In vitro glycosylation of Compound K using galactosyltrasferase, lgtB from Neisseriameningitidis
Su bin Lim,Sumangala Darsandhari,Jae Kyung Sohng 한국당과학회 2016 한국당과학회 학술대회 Vol.2016 No.07
Compound K (CK) is formed by bio-deglycosylation of major protopanaxadiol (PPD)-type ginsenosides (mainly Rb1, Rb2, Rd and Rc). Although it has never been identified in Panax plants, it is the main functional component detected in mammalian blood or organs after oral administration of ginseng or ginsenosides. It possesses remarkable bioactivities like anti-inflammation, hepatoprotection, antidiabetes and anti-cancer activities. It has even been approved by the China Food and Drug Administration to commence clinical trials for arthritis prevention and treatment.

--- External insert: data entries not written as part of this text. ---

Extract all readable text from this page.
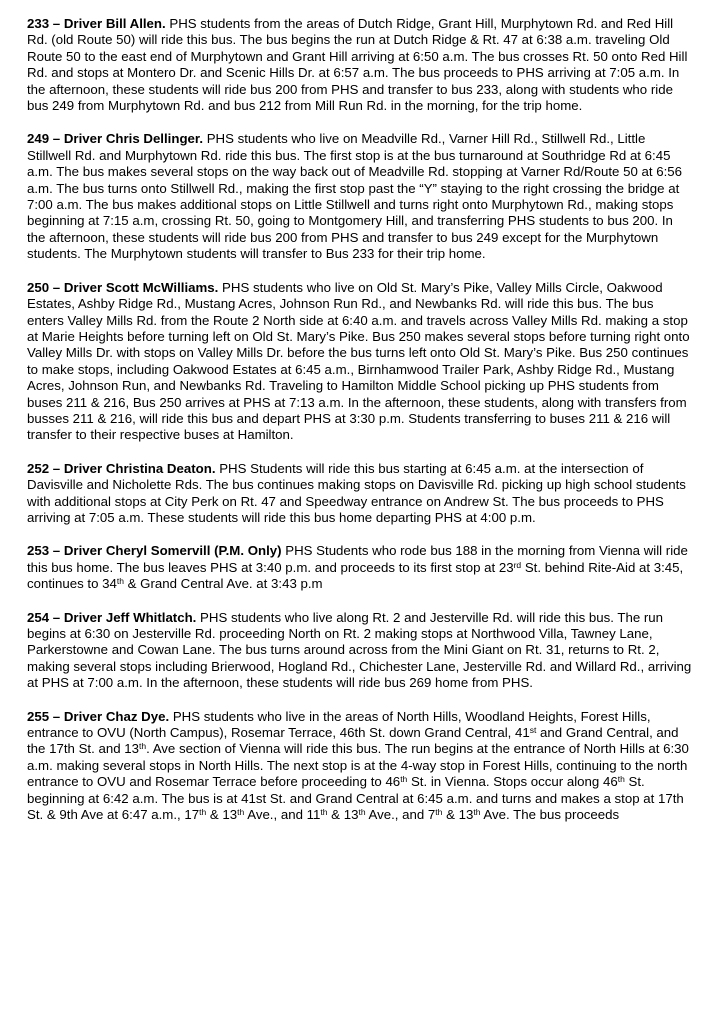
233 – Driver Bill Allen. PHS students from the areas of Dutch Ridge, Grant Hill, Murphytown Rd. and Red Hill Rd. (old Route 50) will ride this bus. The bus begins the run at Dutch Ridge & Rt. 47 at 6:38 a.m. traveling Old Route 50 to the east end of Murphytown and Grant Hill arriving at 6:50 a.m. The bus crosses Rt. 50 onto Red Hill Rd. and stops at Montero Dr. and Scenic Hills Dr. at 6:57 a.m. The bus proceeds to PHS arriving at 7:05 a.m. In the afternoon, these students will ride bus 200 from PHS and transfer to bus 233, along with students who ride bus 249 from Murphytown Rd. and bus 212 from Mill Run Rd. in the morning, for the trip home.

249 – Driver Chris Dellinger. PHS students who live on Meadville Rd., Varner Hill Rd., Stillwell Rd., Little Stillwell Rd. and Murphytown Rd. ride this bus. The first stop is at the bus turnaround at Southridge Rd at 6:45 a.m. The bus makes several stops on the way back out of Meadville Rd. stopping at Varner Rd/Route 50 at 6:56 a.m. The bus turns onto Stillwell Rd., making the first stop past the “Y” staying to the right crossing the bridge at 7:00 a.m. The bus makes additional stops on Little Stillwell and turns right onto Murphytown Rd., making stops beginning at 7:15 a.m, crossing Rt. 50, going to Montgomery Hill, and transferring PHS students to bus 200. In the afternoon, these students will ride bus 200 from PHS and transfer to bus 249 except for the Murphytown students. The Murphytown students will transfer to Bus 233 for their trip home.

250 – Driver Scott McWilliams. PHS students who live on Old St. Mary’s Pike, Valley Mills Circle, Oakwood Estates, Ashby Ridge Rd., Mustang Acres, Johnson Run Rd., and Newbanks Rd. will ride this bus. The bus enters Valley Mills Rd. from the Route 2 North side at 6:40 a.m. and travels across Valley Mills Rd. making a stop at Marie Heights before turning left on Old St. Mary’s Pike. Bus 250 makes several stops before turning right onto Valley Mills Dr. with stops on Valley Mills Dr. before the bus turns left onto Old St. Mary’s Pike. Bus 250 continues to make stops, including Oakwood Estates at 6:45 a.m., Birnhamwood Trailer Park, Ashby Ridge Rd., Mustang Acres, Johnson Run, and Newbanks Rd. Traveling to Hamilton Middle School picking up PHS students from buses 211 & 216, Bus 250 arrives at PHS at 7:13 a.m. In the afternoon, these students, along with transfers from busses 211 & 216, will ride this bus and depart PHS at 3:30 p.m. Students transferring to buses 211 & 216 will transfer to their respective buses at Hamilton.

252 – Driver Christina Deaton. PHS Students will ride this bus starting at 6:45 a.m. at the intersection of Davisville and Nicholette Rds. The bus continues making stops on Davisville Rd. picking up high school students with additional stops at City Perk on Rt. 47 and Speedway entrance on Andrew St. The bus proceeds to PHS arriving at 7:05 a.m. These students will ride this bus home departing PHS at 4:00 p.m.

253 – Driver Cheryl Somervill (P.M. Only) PHS Students who rode bus 188 in the morning from Vienna will ride this bus home. The bus leaves PHS at 3:40 p.m. and proceeds to its first stop at 23rd St. behind Rite-Aid at 3:45, continues to 34th & Grand Central Ave. at 3:43 p.m

254 – Driver Jeff Whitlatch. PHS students who live along Rt. 2 and Jesterville Rd. will ride this bus. The run begins at 6:30 on Jesterville Rd. proceeding North on Rt. 2 making stops at Northwood Villa, Tawney Lane, Parkerstowne and Cowan Lane. The bus turns around across from the Mini Giant on Rt. 31, returns to Rt. 2, making several stops including Brierwood, Hogland Rd., Chichester Lane, Jesterville Rd. and Willard Rd., arriving at PHS at 7:00 a.m. In the afternoon, these students will ride bus 269 home from PHS.

255 – Driver Chaz Dye. PHS students who live in the areas of North Hills, Woodland Heights, Forest Hills, entrance to OVU (North Campus), Rosemar Terrace, 46th St. down Grand Central, 41st and Grand Central, and the 17th St. and 13th. Ave section of Vienna will ride this bus. The run begins at the entrance of North Hills at 6:30 a.m. making several stops in North Hills. The next stop is at the 4-way stop in Forest Hills, continuing to the north entrance to OVU and Rosemar Terrace before proceeding to 46th St. in Vienna. Stops occur along 46th St. beginning at 6:42 a.m. The bus is at 41st St. and Grand Central at 6:45 a.m. and turns and makes a stop at 17th St. & 9th Ave at 6:47 a.m., 17th & 13th Ave., and 11th & 13th Ave., and 7th & 13th Ave. The bus proceeds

Neisseria β (1,4) galactosyltransferase, LgtB introduces galactose into glucose at its 1 position to form lactose. In the present study, we performed the in vitro enzymatic reaction of CK using UDP-D-galactose as a sugar donor and compound K as an acceptor substrate. Reaction products were analyzed by HPLC and TLC and the product was confirmed by high resolution LC-QTOF-ESI/MS, which revealed the addition of one galactose unit into compound K. This is the first study regarding the addition of galactose to protopanaxadiol type ginsenosides.